What's your experience of community like these days?
Since moving from NYC to San Francisco, I've had to redefine what community looks like and means to me. I was born & raised in Brooklyn, went to a primarily white institution (PWI) for college, and came back to NYC for a couple of years post university. Through all of those years, my core group of friends were largely black and hispanic, and then I moved to SF.
The most earth shattering aspect of SF for me is the severe lack of what I carefully define as “societally successful” black people. On one hand, my social circles have diversified, and I’ve learned a bunch about other cultures and backgrounds in the process. On the other hand, my group of black friends, the people who make me feel at home, and to whom I never have to explain or justify my experiences as a black woman, are an important part of my community. And as much as I enjoy facilitating conversations around race and sharing my experiences as a black woman, that lack of a safety net [of black friends] is exhausting.
How do you feel about your situation?
I'm rolling with it.
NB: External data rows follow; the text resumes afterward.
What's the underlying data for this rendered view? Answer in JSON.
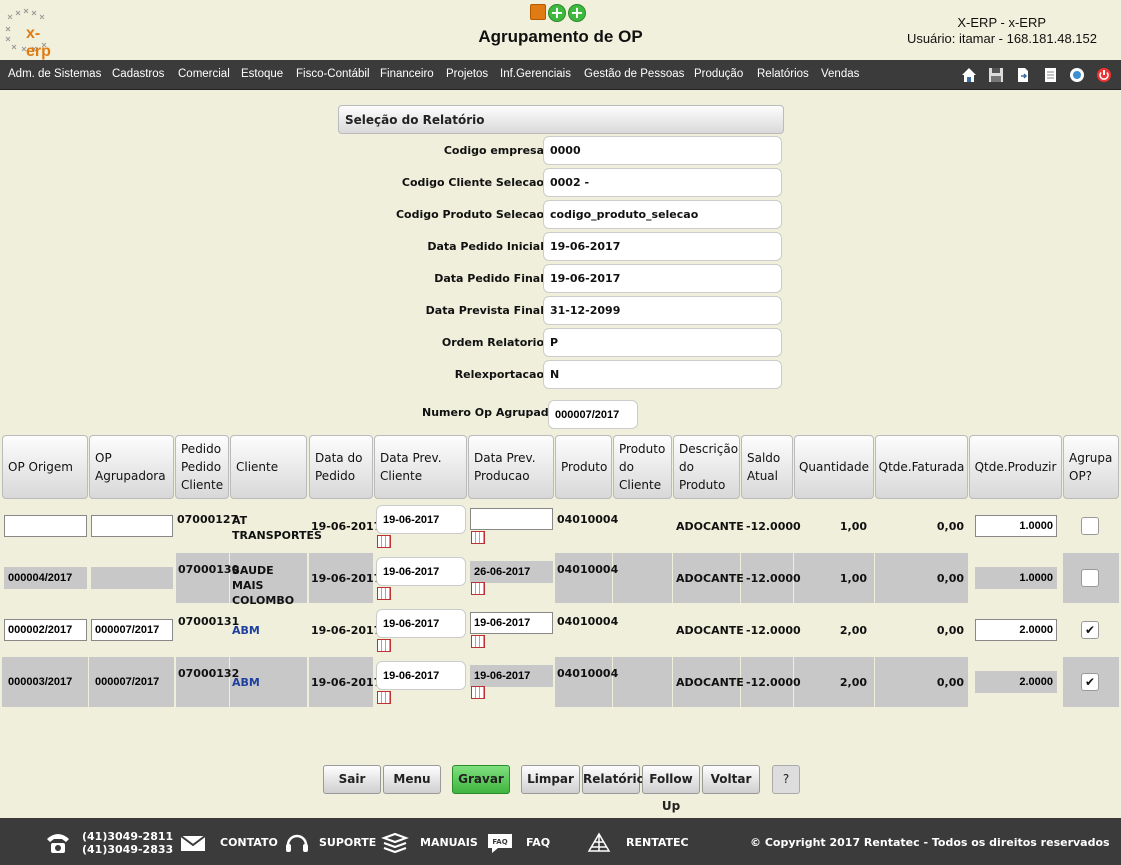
{
  "header": {
    "logo_text": "x-erp",
    "title": "Agrupamento de OP",
    "user_line1": "X-ERP - x-ERP",
    "user_line2": "Usuário: itamar - 168.181.48.152"
  },
  "nav": {
    "items": [
      "Adm. de Sistemas",
      "Cadastros",
      "Comercial",
      "Estoque",
      "Fisco-Contábil",
      "Financeiro",
      "Projetos",
      "Inf.Gerenciais",
      "Gestão de Pessoas",
      "Produção",
      "Relatórios",
      "Vendas"
    ],
    "icons": [
      "home-icon",
      "save-icon",
      "export-icon",
      "document-icon",
      "help-icon",
      "power-icon"
    ]
  },
  "form": {
    "section_title": "Seleção do Relatório",
    "fields": [
      {
        "label": "Codigo empresa",
        "value": "0000"
      },
      {
        "label": "Codigo Cliente Selecao",
        "value": "0002 -"
      },
      {
        "label": "Codigo Produto Selecao",
        "value": "codigo_produto_selecao"
      },
      {
        "label": "Data Pedido Inicial",
        "value": "19-06-2017"
      },
      {
        "label": "Data Pedido Final",
        "value": "19-06-2017"
      },
      {
        "label": "Data Prevista Final",
        "value": "31-12-2099"
      },
      {
        "label": "Ordem Relatorio",
        "value": "P"
      },
      {
        "label": "Relexportacao",
        "value": "N"
      }
    ],
    "numero_op_label": "Numero Op Agrupadora",
    "numero_op_value": "000007/2017"
  },
  "table": {
    "headers": [
      "OP Origem",
      "OP Agrupadora",
      "Pedido Pedido Cliente",
      "Cliente",
      "Data do Pedido",
      "Data Prev. Cliente",
      "Data Prev. Producao",
      "Produto",
      "Produto do Cliente",
      "Descrição do Produto",
      "Saldo Atual",
      "Quantidade",
      "Qtde.Faturada",
      "Qtde.Produzir",
      "Agrupa OP?"
    ],
    "rows": [
      {
        "op_origem": "",
        "op_agrupadora": "",
        "pedido": "07000127",
        "cliente": "AT TRANSPORTES",
        "data_pedido": "19-06-2017",
        "data_prev_cliente": "19-06-2017",
        "data_prev_producao": "",
        "produto": "04010004",
        "produto_cliente": "",
        "descricao": "ADOCANTE",
        "saldo": "-12.0000",
        "quantidade": "1,00",
        "faturada": "0,00",
        "produzir": "1.0000",
        "agrupa": ""
      },
      {
        "op_origem": "000004/2017",
        "op_agrupadora": "",
        "pedido": "07000130",
        "cliente": "SAUDE MAIS COLOMBO",
        "data_pedido": "19-06-2017",
        "data_prev_cliente": "19-06-2017",
        "data_prev_producao": "26-06-2017",
        "produto": "04010004",
        "produto_cliente": "",
        "descricao": "ADOCANTE",
        "saldo": "-12.0000",
        "quantidade": "1,00",
        "faturada": "0,00",
        "produzir": "1.0000",
        "agrupa": ""
      },
      {
        "op_origem": "000002/2017",
        "op_agrupadora": "000007/2017",
        "pedido": "07000131",
        "cliente": "ABM",
        "data_pedido": "19-06-2017",
        "data_prev_cliente": "19-06-2017",
        "data_prev_producao": "19-06-2017",
        "produto": "04010004",
        "produto_cliente": "",
        "descricao": "ADOCANTE",
        "saldo": "-12.0000",
        "quantidade": "2,00",
        "faturada": "0,00",
        "produzir": "2.0000",
        "agrupa": "✔"
      },
      {
        "op_origem": "000003/2017",
        "op_agrupadora": "000007/2017",
        "pedido": "07000132",
        "cliente": "ABM",
        "data_pedido": "19-06-2017",
        "data_prev_cliente": "19-06-2017",
        "data_prev_producao": "19-06-2017",
        "produto": "04010004",
        "produto_cliente": "",
        "descricao": "ADOCANTE",
        "saldo": "-12.0000",
        "quantidade": "2,00",
        "faturada": "0,00",
        "produzir": "2.0000",
        "agrupa": "✔"
      }
    ]
  },
  "buttons": {
    "sair": "Sair",
    "menu": "Menu",
    "gravar": "Gravar",
    "limpar": "Limpar",
    "relatorio": "Relatório",
    "followup": "Follow Up",
    "voltar": "Voltar",
    "help": "?"
  },
  "footer": {
    "phone1": "(41)3049-2811",
    "phone2": "(41)3049-2833",
    "contato": "CONTATO",
    "suporte": "SUPORTE",
    "manuais": "MANUAIS",
    "faq": "FAQ",
    "faq_icon_text": "FAQ",
    "rentatec": "RENTATEC",
    "copyright": "© Copyright 2017 Rentatec - Todos os direitos reservados"
  },
  "colors": {
    "nav_bg": "#3b3b3b",
    "page_bg": "#efefdc",
    "row_grey": "#c8c8c8",
    "gravar_green": "#4cc24c",
    "logo_orange": "#e07a12"
  }
}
I'm happier here than I was in NYC overall, but being black in SF is...an experience. I encounter more casual racism here than I’ve dealt with elsewhere, and walking around a city where the majority of people who look like me are struggling is tough. I’m working out how to balance my career and having fun in a new city with opportunities to help solve the issues I’m seeing play out in front of me.
How would you define community?
My community is the people, environments, and experiences that make me feel fulfilled. Right now that means indoor rock climbing, small minority-focused networking events [I’m an introvert], and any activities with friends. I don’t quite feel fulfilled yet, but I’m making progress.
What causes you to feel fulfilled in community?
I feel fulfilled when I’m among people with whom I have a mutual understanding. I’m not always asking questions or being asked to explain, we’re just existing in unhindered comfort.